Hay quien piensa como un infortunio que las elecciones en Honduras toquen a finales de noviembre, porque cada cuatro años arruina las Navidades. No debería de ser así, pero el odio irascible entre los políticos contagia a una sociedad rota, manipulada por la desinformación y arrastrada al desasosiego y a las malas vibras, sólo por la avaricia de unos cuantos.
Estamos claros -o deberíamos Estarlo en que la política es, hasta ahora, el arquetipo funcional que crearon los humanos para vivir juntos, con el ideal de debatir y decidir los asuntos públicos en base al interés de todos. Bueno, eso en una democracia sana, y no en este incontrolable avispero donde esos cuantos y sus secuaces han manejado por décadas el poder para beneficiarse con indignante impunidad.

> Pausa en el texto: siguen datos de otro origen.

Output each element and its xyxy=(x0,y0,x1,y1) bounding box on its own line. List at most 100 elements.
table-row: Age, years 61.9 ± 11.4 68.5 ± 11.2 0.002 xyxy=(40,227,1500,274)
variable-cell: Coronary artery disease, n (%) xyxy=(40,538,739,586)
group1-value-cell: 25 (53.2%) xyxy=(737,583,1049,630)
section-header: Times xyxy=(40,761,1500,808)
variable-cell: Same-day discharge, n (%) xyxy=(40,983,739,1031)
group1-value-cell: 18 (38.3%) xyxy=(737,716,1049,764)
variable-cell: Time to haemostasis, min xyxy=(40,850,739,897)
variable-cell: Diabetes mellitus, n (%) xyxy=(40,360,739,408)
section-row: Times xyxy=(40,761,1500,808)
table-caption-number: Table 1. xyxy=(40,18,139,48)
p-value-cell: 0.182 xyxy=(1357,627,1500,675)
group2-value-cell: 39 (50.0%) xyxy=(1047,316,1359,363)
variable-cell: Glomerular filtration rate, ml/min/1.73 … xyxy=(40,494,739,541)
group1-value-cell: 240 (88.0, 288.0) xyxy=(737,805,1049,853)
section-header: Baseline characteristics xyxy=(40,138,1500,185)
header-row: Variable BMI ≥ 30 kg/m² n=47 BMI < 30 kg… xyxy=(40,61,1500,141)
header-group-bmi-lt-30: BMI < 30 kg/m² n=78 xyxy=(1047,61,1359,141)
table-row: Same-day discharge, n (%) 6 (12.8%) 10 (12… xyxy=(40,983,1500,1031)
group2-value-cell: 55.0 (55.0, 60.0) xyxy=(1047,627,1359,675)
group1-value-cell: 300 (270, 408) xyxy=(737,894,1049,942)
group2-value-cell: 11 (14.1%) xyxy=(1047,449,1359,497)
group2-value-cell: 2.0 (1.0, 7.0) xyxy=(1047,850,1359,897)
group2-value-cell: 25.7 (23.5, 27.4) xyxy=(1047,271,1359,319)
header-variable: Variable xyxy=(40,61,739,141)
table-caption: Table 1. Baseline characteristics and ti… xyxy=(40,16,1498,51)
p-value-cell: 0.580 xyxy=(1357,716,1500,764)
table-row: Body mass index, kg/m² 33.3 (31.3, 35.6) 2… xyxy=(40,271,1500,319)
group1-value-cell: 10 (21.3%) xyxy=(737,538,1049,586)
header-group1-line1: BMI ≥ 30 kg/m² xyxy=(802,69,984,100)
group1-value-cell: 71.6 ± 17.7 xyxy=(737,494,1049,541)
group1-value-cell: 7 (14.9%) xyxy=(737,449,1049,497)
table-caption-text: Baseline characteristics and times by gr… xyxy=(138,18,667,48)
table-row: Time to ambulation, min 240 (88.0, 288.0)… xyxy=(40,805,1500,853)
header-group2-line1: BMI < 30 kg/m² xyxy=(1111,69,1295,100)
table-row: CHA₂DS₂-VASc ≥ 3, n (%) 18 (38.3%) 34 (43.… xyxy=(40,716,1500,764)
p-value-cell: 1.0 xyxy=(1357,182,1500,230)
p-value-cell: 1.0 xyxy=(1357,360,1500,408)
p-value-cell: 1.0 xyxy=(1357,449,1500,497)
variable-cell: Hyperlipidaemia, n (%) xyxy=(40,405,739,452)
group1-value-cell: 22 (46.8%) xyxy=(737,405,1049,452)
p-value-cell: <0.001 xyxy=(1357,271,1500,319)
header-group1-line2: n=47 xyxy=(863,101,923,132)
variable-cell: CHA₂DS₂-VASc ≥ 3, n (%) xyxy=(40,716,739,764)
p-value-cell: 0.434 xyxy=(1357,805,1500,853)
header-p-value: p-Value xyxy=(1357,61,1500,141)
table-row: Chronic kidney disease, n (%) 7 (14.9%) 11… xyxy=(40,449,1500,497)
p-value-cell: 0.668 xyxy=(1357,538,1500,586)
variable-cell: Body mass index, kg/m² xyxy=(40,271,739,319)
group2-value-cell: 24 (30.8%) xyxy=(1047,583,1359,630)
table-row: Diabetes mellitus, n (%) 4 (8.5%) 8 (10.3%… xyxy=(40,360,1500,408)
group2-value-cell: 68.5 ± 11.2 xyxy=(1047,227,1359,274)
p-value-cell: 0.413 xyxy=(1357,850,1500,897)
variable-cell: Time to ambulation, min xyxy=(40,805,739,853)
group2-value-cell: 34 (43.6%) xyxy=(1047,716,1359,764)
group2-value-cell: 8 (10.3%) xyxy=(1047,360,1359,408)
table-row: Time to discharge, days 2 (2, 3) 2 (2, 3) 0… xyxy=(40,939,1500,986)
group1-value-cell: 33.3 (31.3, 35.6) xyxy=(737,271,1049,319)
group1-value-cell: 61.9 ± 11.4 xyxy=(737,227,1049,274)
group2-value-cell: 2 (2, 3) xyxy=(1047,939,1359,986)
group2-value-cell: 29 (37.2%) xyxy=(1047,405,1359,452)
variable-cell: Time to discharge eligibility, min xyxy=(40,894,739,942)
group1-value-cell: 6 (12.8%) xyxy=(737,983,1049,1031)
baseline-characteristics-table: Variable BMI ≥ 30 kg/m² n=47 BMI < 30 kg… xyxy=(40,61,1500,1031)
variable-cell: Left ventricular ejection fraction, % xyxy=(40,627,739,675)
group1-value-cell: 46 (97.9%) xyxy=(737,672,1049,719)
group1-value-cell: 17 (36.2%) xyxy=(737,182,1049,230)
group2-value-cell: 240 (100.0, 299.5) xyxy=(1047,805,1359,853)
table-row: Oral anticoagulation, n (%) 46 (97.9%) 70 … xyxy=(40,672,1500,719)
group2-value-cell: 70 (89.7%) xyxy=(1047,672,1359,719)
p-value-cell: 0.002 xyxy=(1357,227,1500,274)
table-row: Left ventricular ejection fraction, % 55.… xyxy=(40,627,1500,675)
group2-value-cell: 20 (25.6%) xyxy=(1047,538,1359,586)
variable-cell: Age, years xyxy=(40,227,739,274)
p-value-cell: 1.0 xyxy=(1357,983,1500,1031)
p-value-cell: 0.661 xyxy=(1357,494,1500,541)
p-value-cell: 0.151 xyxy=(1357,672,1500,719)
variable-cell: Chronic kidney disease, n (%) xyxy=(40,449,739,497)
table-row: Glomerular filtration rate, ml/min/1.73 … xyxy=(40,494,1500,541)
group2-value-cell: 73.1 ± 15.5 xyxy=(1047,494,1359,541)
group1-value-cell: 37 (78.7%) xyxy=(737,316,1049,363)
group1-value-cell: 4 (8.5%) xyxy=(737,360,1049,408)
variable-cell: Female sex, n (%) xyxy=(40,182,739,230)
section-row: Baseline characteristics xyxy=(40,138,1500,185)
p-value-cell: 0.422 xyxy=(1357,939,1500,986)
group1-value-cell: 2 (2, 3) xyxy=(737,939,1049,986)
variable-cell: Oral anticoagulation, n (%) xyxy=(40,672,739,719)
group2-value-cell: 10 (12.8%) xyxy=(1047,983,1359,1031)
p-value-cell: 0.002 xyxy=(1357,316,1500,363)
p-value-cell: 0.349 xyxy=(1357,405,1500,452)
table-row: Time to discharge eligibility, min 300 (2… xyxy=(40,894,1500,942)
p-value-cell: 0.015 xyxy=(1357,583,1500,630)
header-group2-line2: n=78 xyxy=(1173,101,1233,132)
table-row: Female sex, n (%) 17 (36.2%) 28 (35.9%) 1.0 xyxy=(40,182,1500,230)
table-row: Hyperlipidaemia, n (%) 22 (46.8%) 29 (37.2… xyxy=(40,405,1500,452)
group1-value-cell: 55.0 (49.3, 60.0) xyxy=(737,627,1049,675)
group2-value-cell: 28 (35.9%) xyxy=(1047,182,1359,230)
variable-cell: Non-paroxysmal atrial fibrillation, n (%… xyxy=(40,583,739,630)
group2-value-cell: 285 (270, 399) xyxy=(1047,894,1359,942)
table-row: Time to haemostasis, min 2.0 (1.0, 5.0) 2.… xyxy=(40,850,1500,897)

Casi desde su fundación, el Estado hondureño fue forzado a someterse a capitalistas locales, a compañías extranjeras, mezclados con conveniencias religiosas, que nos han arrastrado despiadados a una de las pobrezas más punzantes y persistentes de América Latina: al subdesarrollo total, integral, no sólo económico, también intelectual.
Basta con leer un poco de Historia para saberlo, y si el azar le permite una vueltita por los países de la región, da una cosita por dentro ver cómo se desarrollaron mucho más que nosotros; no digamos si la vida se pone atenta y lo pasea por calles de Europa, o si la suerte lo lleva hasta China a ver el futuro. Entonces uno se entera que llevamos siglos de atraso, y es inevitable la maledicencia contra esos bárbaros que nos han hundido tanto y, lo peor, que insisten en controlar el poder.
Se nota muchísimo en el Congreso Nacional: un pandemonio. Debería representarnos a todos; sin embargo, a muchos diputados -con atrevido descaro y efusiva agresividad- no les importa violar las leyes para defender a quienes financian sus prósperas vidas y costosas campañas: comerciantes, empresarios, criminales y alguna embajada. Es fácil identificarlos: son los más ofensivos, pendencieros, bulliciosos y mediáticos.
Es verdad que hay buenos diputados, pero si los contamos con las manos, nos sobran dedos. Estos congresistas malandrines del bipartidismo tradicional -los conocemos y cargamos desde los nefastos gobiernos anteriores- se confunden con otros y otras de reducidos partiditos, y entre gritos, rabietas e insufrible ignorancia, mantienen el caos y la anarquía queriendo controlar el Congreso.
Bajo su inocultable y desesperada ambición de poder, y sus peligrosos compromisos, presionan a los órganos electorales -CNE y TJE- para que cometan repetidos delitos, fraudes, boicots, trampas, artimañas e intrigas que destruyen la credibilidad en las instituciones y generan una sensación de incertidumbre y desasosiego.
Las elecciones deberían ser como una fiesta cívica, pero con estos tipos no se puede. Y para colmo, también se roban el espíritu navideño y el ambiente festivo. Son peores que el Grinch.